Итак, мы не отвергаем второго брака, а только увещеваем, если кто может воздерживаться, довольствоваться первым. И это потому, что второй брак часто бывает источником и поводом для распри и ежедневных ссор. Часто бывает, что муж, сидя за столом, вспомнит о первой жене и тихо всплакнет о ней в присутствии второй, а та тотчас же приходит в ярость и бросается на него подобно зверю, желая наказать его за любовь к той; равным образом, если он вздумает похвалить умершую, эти похвалы являются поводом к ссоре и брани.
С умершими врагами мы миримся и по окончании жизни прекращаем с ними всякую вражду; с женами же все бывает наоборот: ту, которой вторая жена не видала и не слыхала, от которой не потерпела никакого зла, она ненавидит и проклинает, и даже смерть не прекращает ее ненависти. Кто видел, кто слышал, чтобы ревновали к праху, чтобы враждовали с пеплом? Но и этим не ограничивается зло. Родятся ли от второй жены дети, не родятся ли, опять вражда и брань. Если они не родятся, она предается великой скорби и смотрит на детей от первой жены как на врагов своих, причинивших ей величайшую обиду, так как через их жизнь острее чувствует свою собственную бездетность.
Если они родятся, опять не меньшее зло: муж, часто будучи нежно расположен к умершей, оказывает покровительство ее детям, любя их и жалея как сирот, а та желает, чтобы всюду оказывалось предпочтение ее детям. Слушайте, мужья, слушайте, жены, о любви супругов, которую они показали друг к другу, подвергаясь за нее даже опасностям! Когда Авраам поселился в Герарах, то сказал о Сарре, жене своей: «она сестра моя» (Быт. 20:2), потому что боялся сказать: жена моя, чтобы из-за нее жители города не убили его.

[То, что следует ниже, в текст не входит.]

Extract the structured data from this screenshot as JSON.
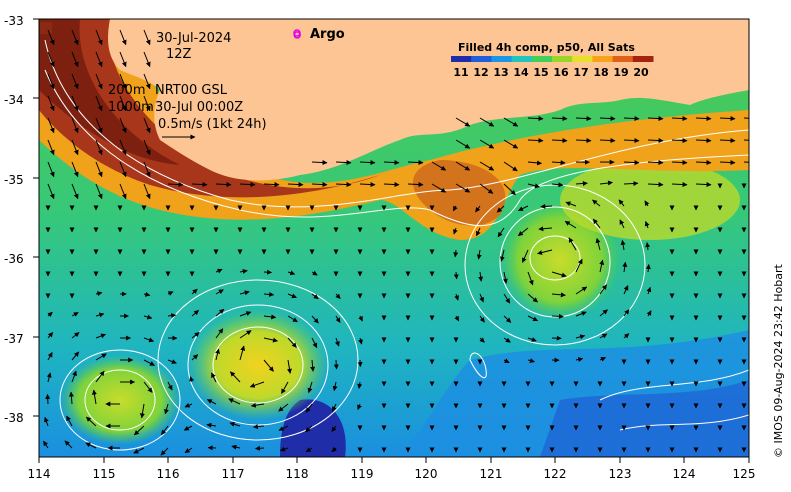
{
  "map": {
    "date_line": "30-Jul-2024",
    "time_line": "12Z",
    "depth_shallow": "200m",
    "depth_deep": "1000m",
    "altimetry_product": "NRT00 GSL",
    "altimetry_time": "30-Jul 00:00Z",
    "velocity_scale": "0.5m/s (1kt 24h)",
    "argo_label": "Argo",
    "colorbar_title": "Filled 4h comp, p50, All Sats",
    "colorbar_ticks": [
      "11",
      "12",
      "13",
      "14",
      "15",
      "16",
      "17",
      "18",
      "19",
      "20"
    ],
    "credit": "© IMOS 09-Aug-2024 23:42 Hobart",
    "x_ticks": [
      "114",
      "115",
      "116",
      "117",
      "118",
      "119",
      "120",
      "121",
      "122",
      "123",
      "124",
      "125"
    ],
    "y_ticks": [
      "-33",
      "-34",
      "-35",
      "-36",
      "-37",
      "-38"
    ],
    "x_range": [
      114,
      125
    ],
    "y_range": [
      -38.5,
      -33
    ],
    "argo_marker": {
      "lon": 118.0,
      "lat": -33.2
    },
    "colors": {
      "land": "#fdc594",
      "argo": "#e800e8",
      "colorbar": [
        "#1f2ea8",
        "#1f5fdc",
        "#1a96e6",
        "#22c4c0",
        "#3fcf5a",
        "#9ad62a",
        "#e6e02a",
        "#f5a31a",
        "#e2611a",
        "#a32210"
      ]
    }
  }
}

И «послал Авимелех, царь Герарский, и взял Сарру». Представь ту бурю помыслов, которую испытал праведник, видя, как уводят жену его, и будучи не в состоянии ничем помочь себе. Молчаливо переносил он все, зная, что Господь не оставит его, а окажет скорую помощь. Нужно удивляться и великой любви Сарры, которую показала она, чтобы избавить праведника от опасности.
Ей можно было открыть обман и избежать угрожавшего бесчестия; но она мужественно терпела все, чтобы доставить праведнику спасение. И исполнилось в этом случае изречение: «будут одна плоть» (Быт. 2:24). Как бы будучи одной плотью, они заботились о спасении друг друга и обнаруживали такое согласие, как будто были одним телом и одной душой.
Пусть слышат это мужья, пусть слышат жены, чтобы и эти последние обнаруживали такую же нежную любовь к мужьям, и те имели к ним столь же большое расположение, и чтобы делали все так, как будто имея одну душу и будучи одним телом.